James Colless and Xanthe Croot, PhD candidates in the University's School of Physics, uncovered a way to study what happens when electrons in quantum dots interact with sound waves of the solid they are trapped in.
"The possibility of computing using quantum logic, rather than the classical logic on which today's machines are based, has changed the boundary between hard and easy problems. Previously it was thought that certain tasks - exactly modeling a complex molecule to construct new medicines or computing certain mathematical functions - were simply too hard for any computer, no matter how big," said Professor David Reilly, from the Centre of Excellence for Engineered Quantum Systems (EQuS) and the University's School of Physics.
"The rules of the game have now changed. We now know that quantum mechanics allows certain interesting problems to be computed with ease, so long as you can build a machine that operates according to quantum mechanics - a daunting task!"

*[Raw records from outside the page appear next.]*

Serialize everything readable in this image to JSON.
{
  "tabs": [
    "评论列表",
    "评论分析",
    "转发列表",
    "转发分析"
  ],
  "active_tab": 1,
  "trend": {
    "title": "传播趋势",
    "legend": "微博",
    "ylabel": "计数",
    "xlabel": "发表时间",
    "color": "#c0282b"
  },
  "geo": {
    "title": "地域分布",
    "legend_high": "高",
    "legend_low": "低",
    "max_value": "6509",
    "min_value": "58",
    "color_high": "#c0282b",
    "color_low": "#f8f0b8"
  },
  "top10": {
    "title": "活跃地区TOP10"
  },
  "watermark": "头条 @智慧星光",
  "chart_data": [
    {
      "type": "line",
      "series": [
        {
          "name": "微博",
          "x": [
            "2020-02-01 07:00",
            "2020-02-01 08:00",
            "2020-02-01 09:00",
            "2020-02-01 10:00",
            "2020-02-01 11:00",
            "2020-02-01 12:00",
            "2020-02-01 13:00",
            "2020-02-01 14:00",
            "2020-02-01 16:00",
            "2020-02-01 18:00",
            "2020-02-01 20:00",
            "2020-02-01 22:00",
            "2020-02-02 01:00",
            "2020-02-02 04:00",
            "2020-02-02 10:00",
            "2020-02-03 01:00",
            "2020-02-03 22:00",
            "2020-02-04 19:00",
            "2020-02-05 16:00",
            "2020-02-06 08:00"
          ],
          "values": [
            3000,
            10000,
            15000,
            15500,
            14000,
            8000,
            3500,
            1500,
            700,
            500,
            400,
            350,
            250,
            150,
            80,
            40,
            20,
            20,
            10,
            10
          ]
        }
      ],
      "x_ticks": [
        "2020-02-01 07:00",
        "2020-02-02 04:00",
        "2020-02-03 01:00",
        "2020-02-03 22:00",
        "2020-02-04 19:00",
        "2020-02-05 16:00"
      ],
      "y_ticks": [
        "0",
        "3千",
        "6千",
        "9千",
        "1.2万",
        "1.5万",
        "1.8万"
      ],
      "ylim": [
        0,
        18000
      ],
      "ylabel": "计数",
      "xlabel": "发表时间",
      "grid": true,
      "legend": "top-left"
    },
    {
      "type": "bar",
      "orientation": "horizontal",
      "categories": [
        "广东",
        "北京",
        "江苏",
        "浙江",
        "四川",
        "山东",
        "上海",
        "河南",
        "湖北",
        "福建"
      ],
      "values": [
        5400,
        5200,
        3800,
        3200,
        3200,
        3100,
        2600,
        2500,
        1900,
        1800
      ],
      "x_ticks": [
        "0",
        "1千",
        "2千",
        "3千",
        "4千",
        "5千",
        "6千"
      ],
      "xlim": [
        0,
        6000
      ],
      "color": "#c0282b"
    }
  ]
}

"Our work is a further step towards understanding the issues that enable or disable quantum machines. Sound waves in solids are a key mechanism that can lead to quantum devices interacting with their environment."

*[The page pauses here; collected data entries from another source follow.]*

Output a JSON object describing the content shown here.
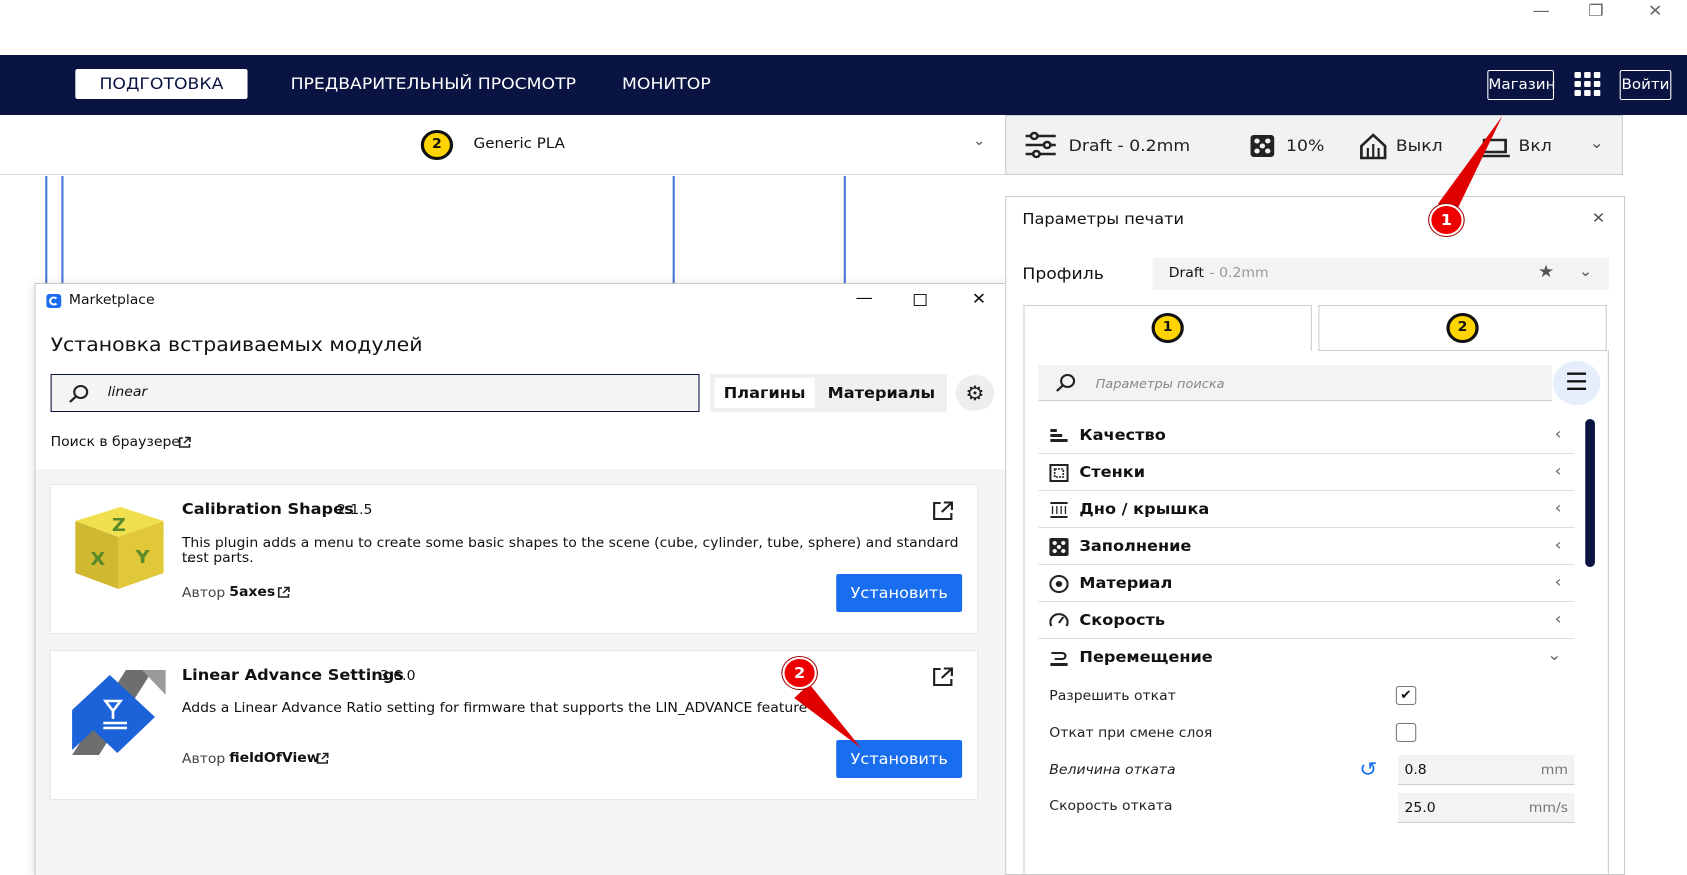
{
  "window": {
    "minimize": "—",
    "restore": "❐",
    "close": "✕"
  },
  "nav": {
    "tabs": [
      "ПОДГОТОВКА",
      "ПРЕДВАРИТЕЛЬНЫЙ ПРОСМОТР",
      "МОНИТОР"
    ],
    "shop": "Магазин",
    "login": "Войти"
  },
  "material": {
    "extruder": "2",
    "name": "Generic PLA"
  },
  "printbar": {
    "profile": "Draft - 0.2mm",
    "infill": "10%",
    "support": "Выкл",
    "adhesion": "Вкл"
  },
  "marketplace": {
    "window_title": "Marketplace",
    "heading": "Установка встраиваемых модулей",
    "search_value": "linear",
    "tab_plugins": "Плагины",
    "tab_materials": "Материалы",
    "browser_link": "Поиск в браузере",
    "plugins": [
      {
        "name": "Calibration Shapes",
        "version": "2.1.5",
        "description": "This plugin adds a menu to create some basic shapes to the scene (cube, cylinder, tube, sphere) and standard test parts.",
        "more": "...",
        "author_label": "Автор",
        "author": "5axes",
        "install": "Установить"
      },
      {
        "name": "Linear Advance Settings",
        "version": "3.6.0",
        "description": "Adds a Linear Advance Ratio setting for firmware that supports the LIN_ADVANCE feature",
        "author_label": "Автор",
        "author": "fieldOfView",
        "install": "Установить"
      }
    ]
  },
  "markers": [
    "1",
    "2"
  ],
  "panel": {
    "title": "Параметры печати",
    "profile_label": "Профиль",
    "profile_value": "Draft",
    "profile_sub": " - 0.2mm",
    "extruder_tabs": [
      "1",
      "2"
    ],
    "search_placeholder": "Параметры поиска",
    "sections": [
      "Качество",
      "Стенки",
      "Дно / крышка",
      "Заполнение",
      "Материал",
      "Скорость",
      "Перемещение"
    ],
    "settings": {
      "retract_enable": "Разрешить откат",
      "retract_layer": "Откат при смене слоя",
      "retract_dist": "Величина отката",
      "retract_dist_value": "0.8",
      "retract_dist_unit": "mm",
      "retract_speed": "Скорость отката",
      "retract_speed_value": "25.0",
      "retract_speed_unit": "mm/s"
    }
  },
  "colors": {
    "nav": "#0a1442",
    "accent": "#196ef0",
    "badge": "#ffd400",
    "marker": "#e00000"
  }
}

These sounds waves are called phonons, and are similar to the waves one can make in a stretched slinky. The 'slinky chain', in this case, is formed by the atoms which make up the solid. It turns out that interactions between sound waves and electrons reveal information about the environment of the electron - akin to detecting the size and shape of a room by listening to a singer's voice in that room.
The interaction between quantum dots and the solids in which they form is a double-edged sword for the purpose of quantum computing. On one hand, sound vibrations have been used to 'shuttle' electrons from place to place in quantum circuits - almost like a wave might pick up a surfer and take them into the beach.
"However, there are other contexts where sound interacting with electrons can cause huge problems: in particular, when you are performing a quantum algorithm and only want the electron to interact with certain parameters that the experimenter controls," said Xanthe Croot.
Unwanted sound can significantly limit the time you have to perform the algorithm before the electron loses all the information it was storing. Understanding how the size and geometry of the quantum circuit affects these interactions is therefore extremely important.
In quantum computing, different configurations of electrons within the dot represent something similar to the 0 and 1 (or on and off) states in classical computing. The 1 and the 0 states have different energies: if you apply microwaves with exactly this energy difference you can change the state from 0 to 1 and vice versa.
"We found that if you apply microwaves with energy slightly higher than the electron energy difference, the system creates sound of a very specific frequency. It is almost like the electron saying, if you hit me too hard I'll scream," said Ms Croot.
"Changing the microwave energy will change the frequency of the sound that the system creates in the solid. The results show that some frequencies of sound interact very strongly with the system, while others less so. There are hints in the data that the geometry of the quantum dot plays a key role in determining which frequencies will interact strongly."
This collaboration harnessed the expertise across the EQuS Centre of Excellence, bringing together experimentalists and theorists at the University of Sydney, University of Queensland and materials scientists in the United States.